Reasons for the decision

The action is well-founded to the extent granted, but otherwise unfounded.

The plaintiff can demand payment of DM 5,257.51 from the defendant, namely reimbursement of the undisputed costs incurred for an implant, as damages for positive breach of the treatment contract concluded between the parties.

As is clear from the expert opinion of Dr. *** obtained in the independent evidence proceedings and is no longer disputed by the defendant, the defendant did not treat the plaintiff’s tooth 45 endodontically before crowning, as would have been appropriate, which omission subsequently led to the tooth having to be extracted.

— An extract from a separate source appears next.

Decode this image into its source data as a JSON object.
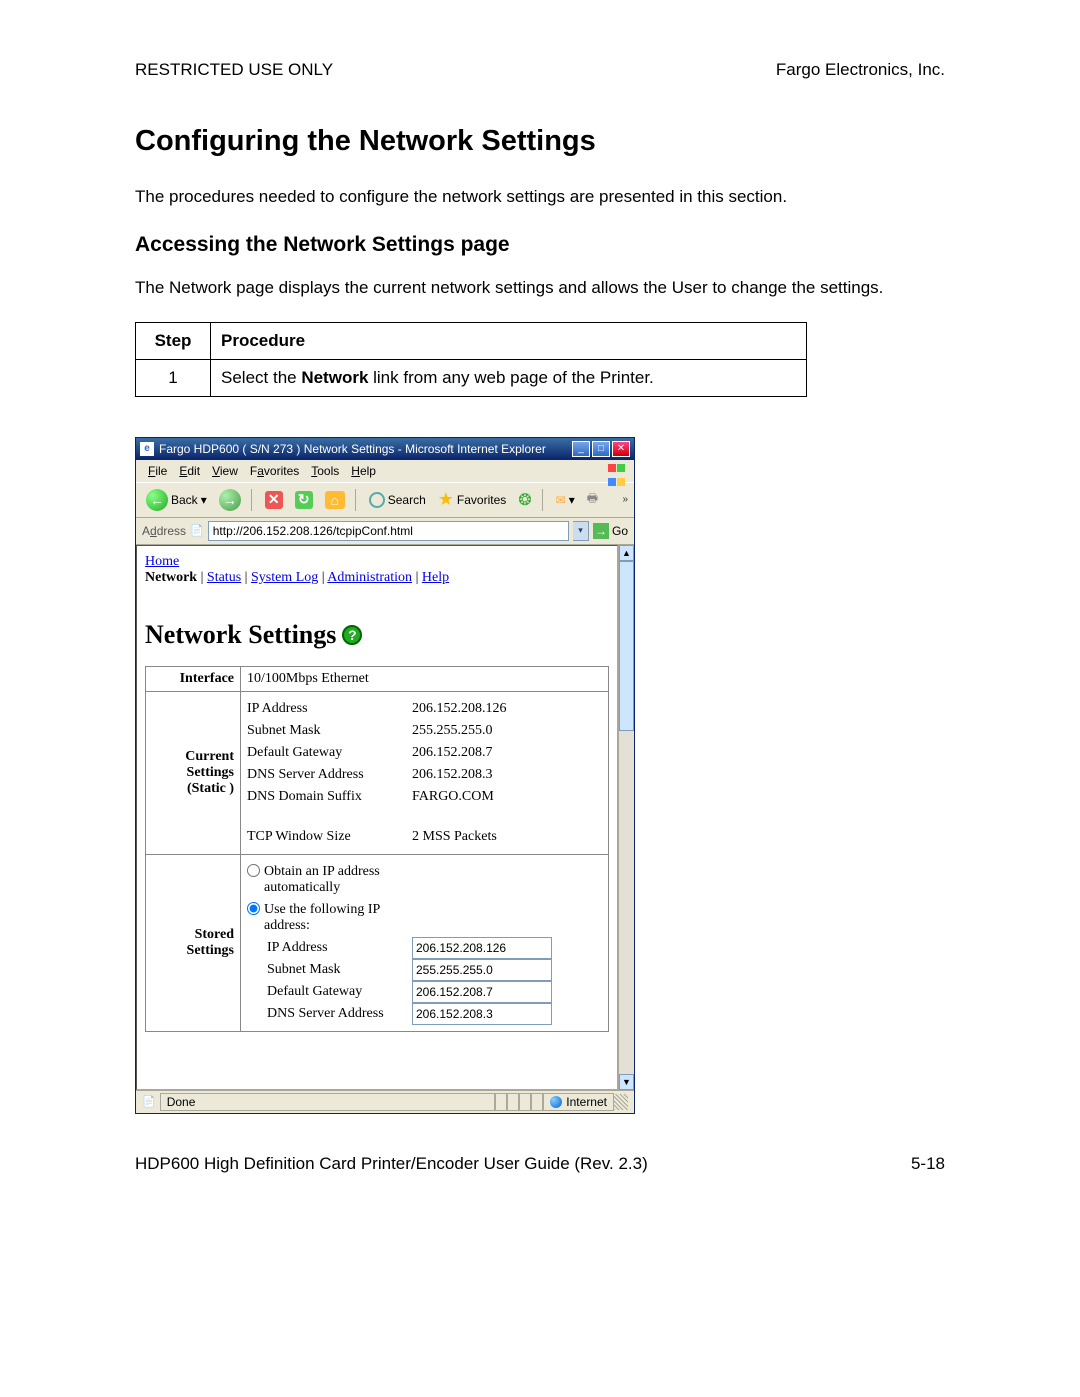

In contrast, the fact that the plaintiff refused an apicoectomy is irrelevant. The success of this treatment measure is by no means certain and is only described by the expert as “perhaps possible”.

If the defendant is therefore at fault for the loss of the tooth, the plaintiff is entitled under § 249 BGB to the restoration of a condition as close as possible to the original, which in the present case can indisputably be achieved by an implant. The extent to which this claim is modified by the fact that the plaintiff visited the defendant as a patient with health insurance is not apparent and cannot be inferred from the decision of the Higher Regional Court of Düsseldorf in NJW 92, 2365 cited by the defendant.

On the other hand, the plaintiff cannot demand compensation for the further own contribution amounts claimed.

As far as the personal contribution for resin fillings is concerned, the plaintiff, contrary to his submission in the pleading of 4. 5. 2001 to the defendant, but wants to argue that he had to spend it on the renewal of the defendant’s work. However, he has not verifiably explained the reason for this, just as it is difficult to understand why the personal contributions to be borne by him for the new treatment are higher than those originally paid to the defendant. However, the plaintiff has indisputably been reimbursed for these, to what extent the costs incurred in the future are therefore to be regarded as “anyway” costs.

The interest claimed is justified on the basis of §§ 284, 288 BGB. The ancillary rulings are based on sections 92, 708 no. 11, 709 ZPO.